Underneath, too, I deem it a different circumstance. I select the softest satin and batiste, sewn with the flimsy chafe of fine thread-work. I have ordered up camisoles, under-petticoats, jupons, and bed-gowns rich with Valenciennes lace and embroidery. Each corset is of silk or of solid lacework, the garters of frilled cameo fastened with buckles and bows. Before my small audience of one I parade these confections, permitting him to draw the delicate ribbons through the multiple eye-holes of my corsetry as I practise how to tantalise through the art of wearing little.
This morning I was up before the day broke. None but two or three of the servants were about, sounds of bakery clattering from the kitchens. I let the dogs out and walked with them, breathing out garlands of white. I wished I had thought to have Este saddled up for me, but then seeing a soft early snowfall, I became a giddy child. Into my palm I scooped up a portion, rolling a ball of tiny winking crystals, intending to bring him a souvenir of light and air.

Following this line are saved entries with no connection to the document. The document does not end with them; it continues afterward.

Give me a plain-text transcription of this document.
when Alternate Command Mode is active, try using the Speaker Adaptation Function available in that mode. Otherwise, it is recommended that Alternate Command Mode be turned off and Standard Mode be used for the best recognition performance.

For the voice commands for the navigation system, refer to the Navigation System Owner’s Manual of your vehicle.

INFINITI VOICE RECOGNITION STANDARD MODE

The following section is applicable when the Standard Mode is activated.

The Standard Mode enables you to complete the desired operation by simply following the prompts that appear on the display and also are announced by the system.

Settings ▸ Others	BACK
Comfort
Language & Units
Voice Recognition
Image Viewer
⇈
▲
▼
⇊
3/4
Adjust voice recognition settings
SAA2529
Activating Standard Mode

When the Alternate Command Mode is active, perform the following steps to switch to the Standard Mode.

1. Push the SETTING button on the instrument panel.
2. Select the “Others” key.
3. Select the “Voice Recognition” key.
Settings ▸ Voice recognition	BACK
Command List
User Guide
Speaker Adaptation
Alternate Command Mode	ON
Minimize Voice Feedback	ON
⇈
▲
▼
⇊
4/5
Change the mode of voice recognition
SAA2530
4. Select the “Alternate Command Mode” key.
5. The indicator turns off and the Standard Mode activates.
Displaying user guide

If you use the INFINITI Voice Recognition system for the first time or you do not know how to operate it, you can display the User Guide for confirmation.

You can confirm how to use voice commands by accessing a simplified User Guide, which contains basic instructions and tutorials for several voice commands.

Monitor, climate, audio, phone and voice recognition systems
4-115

Upstairs, to my perplexity, he all but dismissed my gift, the merest of patient smiles when I merrily brushed the snowball’s freezing chill to his serious cheek. Next moment he held me by the shoulders, his face insisting I grow calm. He had something to tell me, he said; I had to listen, and to trust him.
I froze as rigid as the snow turning to ice in my grasp, dropped to the floor as I perceived its burn. I feared my dearest had changed his mind, was calling off our wedding. Bowed to the disapproval of his family, the weight of which had been the one blight on our new-found happiness.
To my relief, he took my wrists and his eyes locked onto mine as he told me never. Never, he said, assuring me of his unbreakable devotion.
I have only further to add that it was the next worst thing. After being awarded these past few joy-filled weeks together, István has to leave. To go far away from me.